Do sprawy, toczącej się pierwotnie z oskarżenia prywatnego, przystąpił prokurator. W odniesieniu do zarzutów Maciej Maleńczuk złożył wzajemny akt oskarżenia o znieważenie, ale z powodów formalnych jego akt oskarżenia będzie rozpatrywany oddzielnie.

Reklama

Sprawa dotyczy wydarzeń z 17 grudnia na Rynku Głównym w Krakowie. Odbywał się tam protest, zorganizowany przez Partię Razem, przeciwko wypowiedzeniu przez rząd konwencji antyprzemocowej. Na manifestacji pojawili się członkowie Komitetu Obrony Demokracji, by wyrazić solidarność z opozycją okupującą salę plenarną Sejmu. Nieopodal antyaborcyjną demonstrację zorganizowała fundacja Pro-Prawo do Życia. Uczestniczyło w niej pięć osób.

Podczas pikiety zostałem zaatakowany przez Macieja Maleńczuka. Początkowo krzyczał na mnie i innych wolontariuszy, następnie podszedł do mnie, wyrwał mi transparent i rzucił o ziemię. Mój protest rozwiązał uderzeniem mnie pięścią w lewą część żuchwy - zrelacjonował zdarzenie na stronie stopaborcji.pl wolontariusz Fundacji Pro-Prawo do Życia Łukasz Konieczny. W jego imieniu prywatny akt oskarżenia przygotowali prawnicy Fundacji Instytut na Rzecz Kultury Prawnej Ordo Iuris. Jak podkreślono w akcie oskarżenia, "muzyk chełpił się potem atakiem na portalu społecznościowym, co dowodzi, że nie szanuje prawa".

Reklama

Maciej Maleńczuk nie przyznał się do winy. Jak wyjaśnił przed sądem, przyszedł na Rynek zaprotestować przeciwko wydarzeniom w Sejmie. Po jakimś czasie zorientował się, że obok "prezentowane są olbrzymie ohydne zdjęcia poszarpanych ludzkich zwłok". Była sobota, godzina 13, po Rynku spacerowały kobiety z małymi dziećmi, wszyscy odwracali głowy od tak obrzydliwych obrazów prezentowanych publicznie. Wzburzyły mnie te plakaty, postanowiłem zainterweniować - wyjaśniał Maleńczuk.

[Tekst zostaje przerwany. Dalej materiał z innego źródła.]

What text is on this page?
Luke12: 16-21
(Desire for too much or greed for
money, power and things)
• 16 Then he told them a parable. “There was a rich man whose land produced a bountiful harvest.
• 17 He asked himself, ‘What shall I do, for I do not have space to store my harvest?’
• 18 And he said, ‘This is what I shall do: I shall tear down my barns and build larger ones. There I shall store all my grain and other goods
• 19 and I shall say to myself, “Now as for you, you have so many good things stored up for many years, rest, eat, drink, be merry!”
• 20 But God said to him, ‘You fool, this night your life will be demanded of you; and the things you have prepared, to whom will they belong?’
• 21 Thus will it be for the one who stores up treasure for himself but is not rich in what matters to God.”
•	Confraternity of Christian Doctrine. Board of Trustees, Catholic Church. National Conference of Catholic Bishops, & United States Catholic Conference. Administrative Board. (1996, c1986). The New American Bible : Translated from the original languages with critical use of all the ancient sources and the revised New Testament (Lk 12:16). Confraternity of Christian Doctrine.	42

Nie zwracałem się bezpośrednio do Łukasza Koniecznego, o ile sobie przypominam, nie używałem wulgaryzmów – zapewniał. Jak podał, dopytywał się, co ta demonstracja ma wspólnego z wydarzeniami w Sejmie, a Łukasz Konieczny zwrócił się do niego w wulgarnych słowach "s… ch…". W reakcji na to wyrwał mu transparent, a gdy wulgarny i agresywny działacz ruszył w jego kierunku, odepchnął go. Muzyk zaprzeczył także, by wypowiadał się na temat zdarzenia na portalu społecznościowym i podał, że oprócz jego oficjalnego konta istnieje tam kilka kont fałszywych.

Reklama

Z kolei działacz pro-life zeznał przed sądem, że z powodu hałasu usiłował przekrzyczeć muzyka i odpowiedzieć na jego pytania, ale ten wyrwał mu transparent i uderzył w lewą część żuchwy. W wyniku uderzenia doznał spuchnięcia jamy ustnej od wewnątrz i miał tam wgłębienie od zęba. Prywatny akt oskarżenia sporządził po 10 dniach, nie przygotował żadnej dokumentacji medycznej ani fotograficznej, bo, jak mówił, obawiał się reakcji mamy, która "byłaby wściekła, że brał udział w takich wydarzeniach".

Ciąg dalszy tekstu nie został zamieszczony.